Los libros y la calle
En la infancia tardía (o en lo que creo recordar de ella), la lectura era un vicio (impune, diría el escritor Valéry Larbaud) que convenía no hacer público. La afirmación de la masculinidad parecía reclamar la vileza de la calle y la deplorable lógica de la supervivencia del macho más fuerte y más soez. Entonces, no había amigos, porque la calle era tierra de enemigos. Los amigos eran los libros, y ni siquiera ellos: era más bien un mundo ordenado, muerto (sin peligro) y, sin embargo, muy vivo (no hay nada más vivo que lo muerto).
En todo caso, más vivo para mí que las peleas a las trompadas en la vereda. Tenía diferencias con un vecino, y mi padre, que participaba de mundo de los libros y conocía muy bien la calle, propuso que esas diferencias se dirimieran en la calle. Mi padre fue el árbitro. Yo leía en esa época la Eneida; el otro tenía un conocimiento mayor: sabía pelear. No me fue tan mal, pero perdí, en última instancia; algo que entendí porque mi padre, piadoso, interrumpió la lucha.
Una línea aparte merece el Gordo Gonzalo (¿se llamaba así?), que me escupió una tarde por no sé qué cosa. Fue peor que un puñetazo (de paso, usé una vez esa palabra, "puñetazo", y fui objeto de nuevas burlas). Yo seguía leyendo. Años después, supe que Gonzalo había muerto, drogado de quién sabe qué, y calcinado cuando se incendió el rancho en el que vivía mientras trabajaba en una estación de servicio a la vera de alguna ruta.
La peste vitalista nos convenció de que hay que vivir para escribir, y que lo importante no está nunca en los libros sino en la calle. No es cierto. Del mismo modo que la música dialoga con la música, los libros se escriben con los libros. ¡Ah! Pero la vida... Claro. Con el tiempo, mis amigos fueron no solamente los libros, sino quienes los escriben y quienes no los escriben, pero los leen mejor que nadie.

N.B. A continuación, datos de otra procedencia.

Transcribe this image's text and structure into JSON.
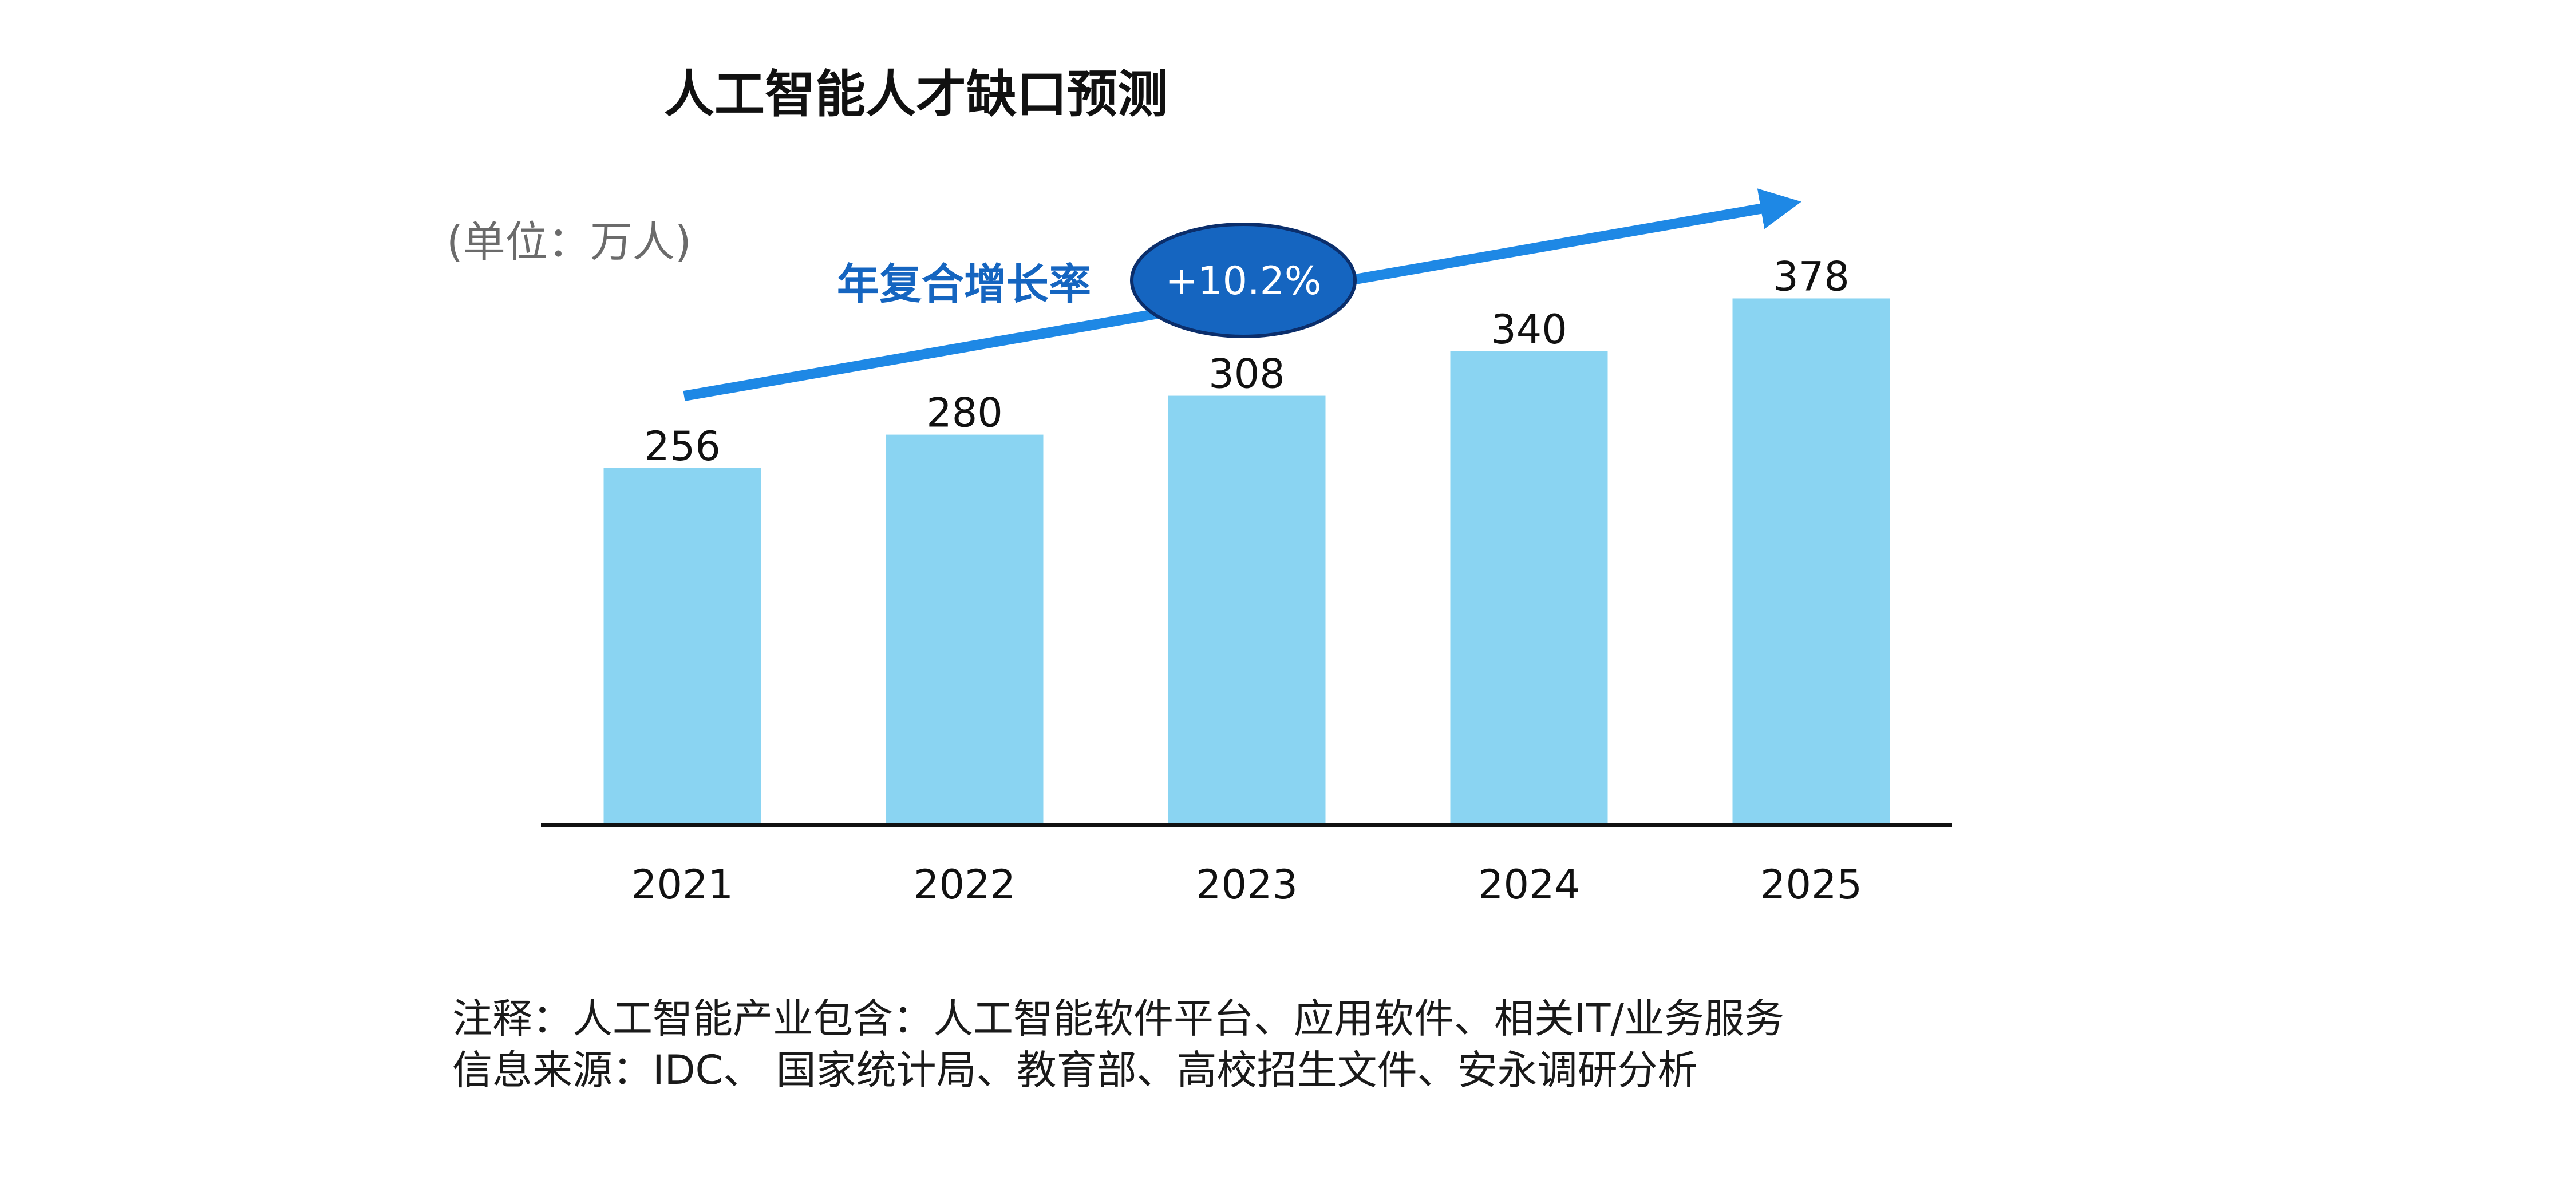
{
  "chart_data": {
    "type": "bar",
    "title": "人工智能人才缺口预测",
    "unit_label": "(单位：万人)",
    "categories": [
      "2021",
      "2022",
      "2023",
      "2024",
      "2025"
    ],
    "values": [
      256,
      280,
      308,
      340,
      378
    ],
    "data_labels": [
      "256",
      "280",
      "308",
      "340",
      "378"
    ],
    "xlabel": "",
    "ylabel": "",
    "ylim": [
      0,
      378
    ],
    "grid": false,
    "legend": "none",
    "bar_color": "#8AD4F2",
    "annotation": {
      "label": "年复合增长率",
      "badge": "+10.2%",
      "arrow_color": "#1E88E5",
      "badge_color": "#1565C0",
      "label_color": "#1565C0"
    }
  },
  "notes": {
    "line1": "注释：人工智能产业包含：人工智能软件平台、应用软件、相关IT/业务服务",
    "line2": "信息来源：IDC、 国家统计局、教育部、高校招生文件、安永调研分析"
  }
}
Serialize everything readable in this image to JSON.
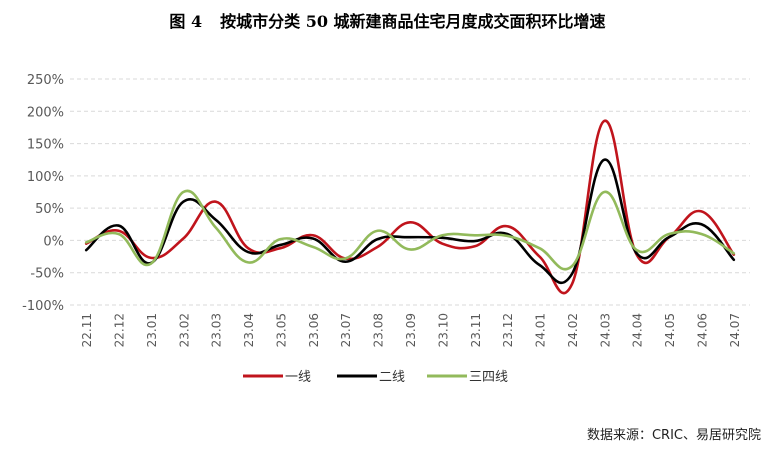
{
  "title_prefix": "图 4",
  "title_text": "按城市分类 50 城新建商品住宅月度成交面积环比增速",
  "source": "数据来源：CRIC、易居研究院",
  "chart_data": {
    "type": "line",
    "title": "按城市分类 50 城新建商品住宅月度成交面积环比增速",
    "xlabel": "",
    "ylabel": "",
    "ylim": [
      -100,
      250
    ],
    "yticks": [
      -100,
      -50,
      0,
      50,
      100,
      150,
      200,
      250
    ],
    "ytick_labels": [
      "-100%",
      "-50%",
      "0%",
      "50%",
      "100%",
      "150%",
      "200%",
      "250%"
    ],
    "grid": true,
    "legend_position": "bottom",
    "categories": [
      "22.11",
      "22.12",
      "23.01",
      "23.02",
      "23.03",
      "23.04",
      "23.05",
      "23.06",
      "23.07",
      "23.08",
      "23.09",
      "23.10",
      "23.11",
      "23.12",
      "24.01",
      "24.02",
      "24.03",
      "24.04",
      "24.05",
      "24.06",
      "24.07"
    ],
    "series": [
      {
        "name": "一线",
        "color": "#C0141C",
        "values": [
          -5,
          15,
          -27,
          3,
          60,
          -12,
          -12,
          8,
          -28,
          -10,
          28,
          -5,
          -9,
          22,
          -25,
          -68,
          185,
          -22,
          5,
          45,
          -22
        ]
      },
      {
        "name": "二线",
        "color": "#000000",
        "values": [
          -15,
          23,
          -35,
          60,
          32,
          -18,
          -7,
          3,
          -33,
          2,
          5,
          4,
          -1,
          10,
          -38,
          -52,
          125,
          -20,
          5,
          25,
          -30
        ]
      },
      {
        "name": "三四线",
        "color": "#92BA5B",
        "values": [
          -3,
          10,
          -36,
          75,
          20,
          -34,
          2,
          -10,
          -28,
          15,
          -14,
          8,
          8,
          7,
          -12,
          -40,
          75,
          -15,
          10,
          10,
          -20
        ]
      }
    ]
  }
}
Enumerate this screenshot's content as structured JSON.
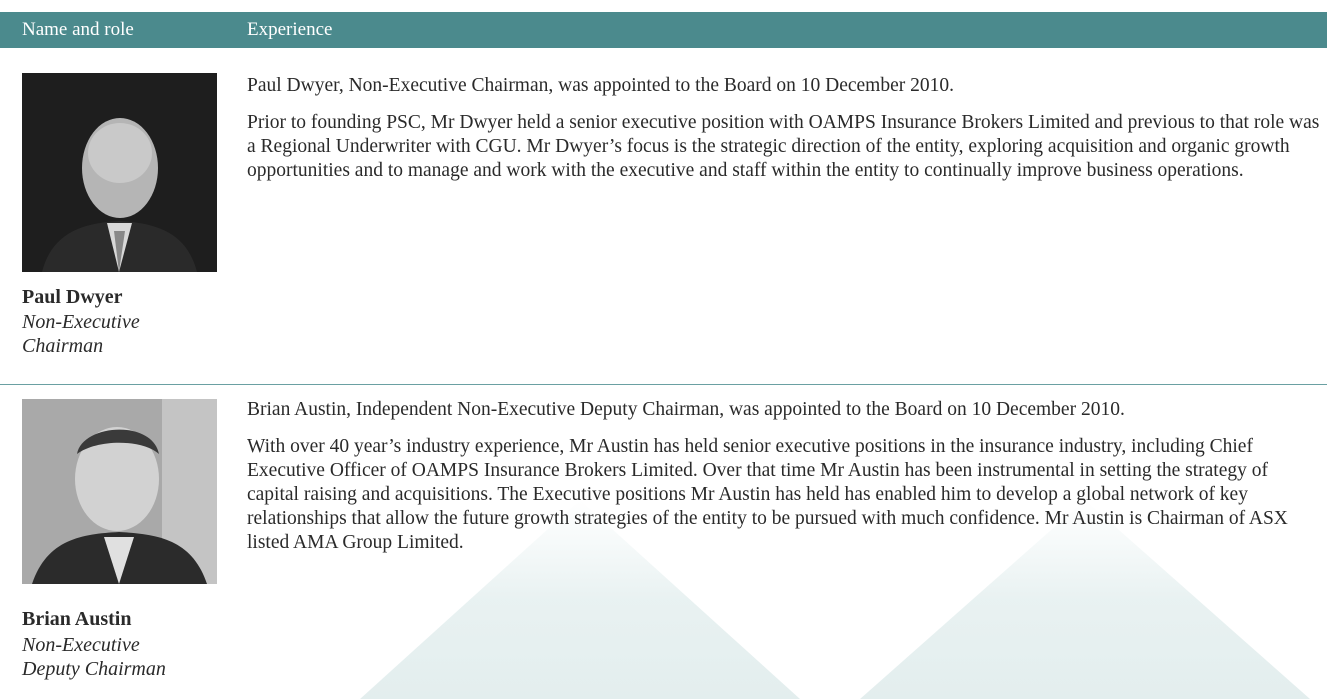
{
  "table": {
    "columns": [
      "Name and role",
      "Experience"
    ],
    "rows": [
      {
        "name": "Paul Dwyer",
        "role": "Non-Executive Chairman",
        "paragraphs": [
          "Paul Dwyer, Non-Executive Chairman, was appointed to the Board on 10 December 2010.",
          "Prior to founding PSC, Mr Dwyer held a senior executive position with OAMPS Insurance Brokers Limited and previous to that role was a Regional Underwriter with CGU. Mr Dwyer’s focus is the strategic direction of the entity, exploring acquisition and organic growth opportunities and to manage and work with the executive and staff within the entity to continually improve business operations."
        ]
      },
      {
        "name": "Brian Austin",
        "role": "Non-Executive Deputy Chairman",
        "paragraphs": [
          "Brian Austin, Independent Non-Executive Deputy Chairman, was appointed to the Board on 10 December 2010.",
          "With over 40 year’s industry experience, Mr Austin has held senior executive positions in the insurance industry, including Chief Executive Officer of OAMPS Insurance Brokers Limited. Over that time Mr Austin has been instrumental in setting the strategy of capital raising and acquisitions. The Executive positions Mr Austin has held has enabled him to develop a global network of key relationships that allow the future growth strategies of the entity to be pursued with much confidence. Mr Austin is Chairman of ASX listed AMA Group Limited."
        ]
      }
    ]
  }
}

La calle nos solivianta únicamente en la medida en que se revierte en invención literaria. La calle nos atrae como lo contrario de lo que somos, pero un contrario que puede convertirse (por la alquimia de escribir) en lo que somos.
El título de esta columna (justamente, "Los libros y la calle") viene prestado del nombre que Edgardo Cozarinsky les puso a sus memorias de lector en la colección de la editorial Ampersand en la que ya publicaron también, entre varios, José Emilio Burucúa y Alan Pauls. En el caso de Cozarinsky, el contrabando entre esos dos mundos no sucede con beligerancia, sino casi orgánicamente. Una de mis páginas preferidas es esa en la que el conscripto Cozarinsky está leyendo una antología de Leopoldo Lugones y un suboficial (me parece recordar) le pide el ejemplar. Lee el primer verso de "Melancolía", de Los crespúsculos del jardín: "A la hora en que a la tarde le aparecen ojeras". Contesta: "Ahora entiendo el tango 'Afiches'". ¿Por qué? Muy simple: por estos versos: "Ya da la noche a la cancel/ su piel de ojera". Cozarinsky no había descubierto todavía a Roberto Goyeneche, que lo cantó mejor que nadie. Como sea, ahí estaba ya el pasaje.
Lo real no existe. Alguien tiene que inventarlo, y aquellos que lo inventan son -cosa rara- quienes menos creen en lo real. Cozarinsky, que como es de prever no tolera una pared sin libros ("Me sentiría exiliado si no viviera entre paredes cubiertas de libros"), vulneraba la ultima thule que separaba Leandro Alem de Paseo Colón para ir al bar Unión y pedir un Cuba Libre (qué cosa más inocente para nosotros, heavy drinkers). Sin embargo, ese bar, que ya no existe, persiste en Dark, un libro (¡justo!) del propio Cozarinsky.
La calle no conquistó a Cozarinsky; fue él quien la conquistó a ella. ¿Quién conquista a quién? ¿La letra a la calle o la calle a la letra? Nadie a nadie. La calle nos pierde, los libros nos salvan. Los libros nos pierden, la calle nos salva. Mejor dicho: los libros nos salvan de nosotros mismos, nuestro mayor peligro.